Open AccessDesign, Synthesis, and Characterization of Novel Small Molecules as Broad Range Antischistosomal Agents
Author(s) -
Reid S. Tarpley,
Anastasia R. Rugel,
Analía López,
Travis Menard,
Guzman,
Alexander B. Taylor,
Xiaoguang Cao,
Frédéric D. Chevalier,
T Anderson,
P. John Hart,
Philip T. LoVerde,
Stanton F. McHardy
Publication year - 2018
Publication title -
acs medicinal chemistry letters
Language(s) - English
Resource type - Journals
SCImago Journal Rank - 1.065
H-Index - 66
ISSN - 1948-5875
DOI - 10.1021/acsmedchemlett.8b00257
Subject(s) - oxamniquine , praziquantel , schistosomiasis , schistosoma haematobium , schistosoma japonicum , schistosoma mansoni , drug , drug discovery , anthelmintic , biology , computational biology , pharmacology , immunology , helminths , bioinformatics , ecology
Schistosomiasis is a major human parasitic disease afflicting more than 250 million people, historically treated with chemotherapies praziquantel or oxamniquine.
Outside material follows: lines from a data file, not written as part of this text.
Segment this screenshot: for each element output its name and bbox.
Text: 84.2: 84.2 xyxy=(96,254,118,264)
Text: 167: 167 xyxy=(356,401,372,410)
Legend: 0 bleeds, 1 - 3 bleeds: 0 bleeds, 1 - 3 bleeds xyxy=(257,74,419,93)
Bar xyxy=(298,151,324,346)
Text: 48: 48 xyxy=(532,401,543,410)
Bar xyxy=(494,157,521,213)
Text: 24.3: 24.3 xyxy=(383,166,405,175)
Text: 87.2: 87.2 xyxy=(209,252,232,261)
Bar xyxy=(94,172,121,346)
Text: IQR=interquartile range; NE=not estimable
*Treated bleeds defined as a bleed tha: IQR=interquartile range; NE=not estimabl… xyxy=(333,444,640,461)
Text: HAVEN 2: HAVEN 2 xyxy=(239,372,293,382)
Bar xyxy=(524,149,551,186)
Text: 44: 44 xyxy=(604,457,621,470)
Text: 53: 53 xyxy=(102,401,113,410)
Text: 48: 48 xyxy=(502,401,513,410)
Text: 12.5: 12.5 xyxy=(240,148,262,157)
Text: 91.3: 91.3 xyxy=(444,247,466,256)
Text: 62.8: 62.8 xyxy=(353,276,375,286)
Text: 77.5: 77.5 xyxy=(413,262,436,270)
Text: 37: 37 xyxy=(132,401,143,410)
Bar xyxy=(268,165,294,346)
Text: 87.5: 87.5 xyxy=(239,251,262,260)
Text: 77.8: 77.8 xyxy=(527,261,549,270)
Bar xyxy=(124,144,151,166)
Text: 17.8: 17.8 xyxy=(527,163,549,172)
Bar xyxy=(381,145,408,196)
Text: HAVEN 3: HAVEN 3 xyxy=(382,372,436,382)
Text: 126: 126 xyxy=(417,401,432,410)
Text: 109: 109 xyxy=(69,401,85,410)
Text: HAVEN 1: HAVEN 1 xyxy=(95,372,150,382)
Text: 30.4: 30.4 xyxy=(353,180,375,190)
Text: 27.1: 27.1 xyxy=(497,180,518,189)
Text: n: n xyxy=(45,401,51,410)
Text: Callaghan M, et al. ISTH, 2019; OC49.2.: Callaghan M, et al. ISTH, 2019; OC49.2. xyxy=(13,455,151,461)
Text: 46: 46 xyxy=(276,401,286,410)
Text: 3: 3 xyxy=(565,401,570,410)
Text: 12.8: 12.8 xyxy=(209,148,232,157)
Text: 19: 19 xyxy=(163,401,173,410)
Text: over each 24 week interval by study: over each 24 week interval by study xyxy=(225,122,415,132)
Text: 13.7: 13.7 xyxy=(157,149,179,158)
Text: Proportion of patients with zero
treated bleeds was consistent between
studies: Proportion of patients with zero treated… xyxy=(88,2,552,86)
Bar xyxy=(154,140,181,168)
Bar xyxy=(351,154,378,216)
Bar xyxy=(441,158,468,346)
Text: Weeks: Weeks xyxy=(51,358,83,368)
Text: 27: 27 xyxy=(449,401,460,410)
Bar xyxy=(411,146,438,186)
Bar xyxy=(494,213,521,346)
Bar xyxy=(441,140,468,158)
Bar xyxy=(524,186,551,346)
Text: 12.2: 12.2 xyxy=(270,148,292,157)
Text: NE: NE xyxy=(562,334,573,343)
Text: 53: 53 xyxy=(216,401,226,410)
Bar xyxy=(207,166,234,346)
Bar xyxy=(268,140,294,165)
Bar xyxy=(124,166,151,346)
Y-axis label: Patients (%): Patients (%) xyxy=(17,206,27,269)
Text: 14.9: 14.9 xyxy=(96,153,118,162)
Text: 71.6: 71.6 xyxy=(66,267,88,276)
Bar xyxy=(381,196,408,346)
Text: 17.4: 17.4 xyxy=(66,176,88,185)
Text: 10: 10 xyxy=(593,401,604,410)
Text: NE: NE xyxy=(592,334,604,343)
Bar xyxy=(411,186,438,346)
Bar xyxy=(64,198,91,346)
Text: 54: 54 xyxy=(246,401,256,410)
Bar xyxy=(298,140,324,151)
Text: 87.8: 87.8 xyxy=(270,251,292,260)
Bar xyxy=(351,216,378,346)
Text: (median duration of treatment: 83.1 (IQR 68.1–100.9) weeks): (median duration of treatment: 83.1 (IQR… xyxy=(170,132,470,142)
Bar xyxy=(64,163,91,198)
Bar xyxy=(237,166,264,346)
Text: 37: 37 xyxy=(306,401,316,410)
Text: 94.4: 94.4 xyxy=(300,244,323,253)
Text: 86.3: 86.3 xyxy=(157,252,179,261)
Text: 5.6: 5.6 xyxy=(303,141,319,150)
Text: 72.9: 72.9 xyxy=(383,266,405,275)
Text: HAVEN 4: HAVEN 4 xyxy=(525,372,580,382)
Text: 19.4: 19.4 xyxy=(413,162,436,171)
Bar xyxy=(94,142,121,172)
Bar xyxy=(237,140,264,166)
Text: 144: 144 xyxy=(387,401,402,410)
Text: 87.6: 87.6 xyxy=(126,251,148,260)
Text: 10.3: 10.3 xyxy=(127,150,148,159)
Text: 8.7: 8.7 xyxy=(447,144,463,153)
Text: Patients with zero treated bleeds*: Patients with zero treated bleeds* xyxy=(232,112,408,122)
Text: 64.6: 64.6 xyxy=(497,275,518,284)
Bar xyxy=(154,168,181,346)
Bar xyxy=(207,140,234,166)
Since oxamniquine is species-specific, killing Schistosoma mansoni but not other schistosome species ( S. haematobium or S. japonicum ) and evidence for drug resistant strains is growing, research efforts have focused on identifying novel approaches. Guided by data from X-ray crystallographic studies and Schistosoma worm killing assays on oxamniquine, our structure-based drug design approach produced a robust structure-activity relationship (SAR) program that identified several new lead compounds with effective worm killing. These studies culminated in the discovery of compound 12a , which demonstrated broad-species activity in killing S. mansoni (75%), S. haematobium (40%), and S. japonicum (83%).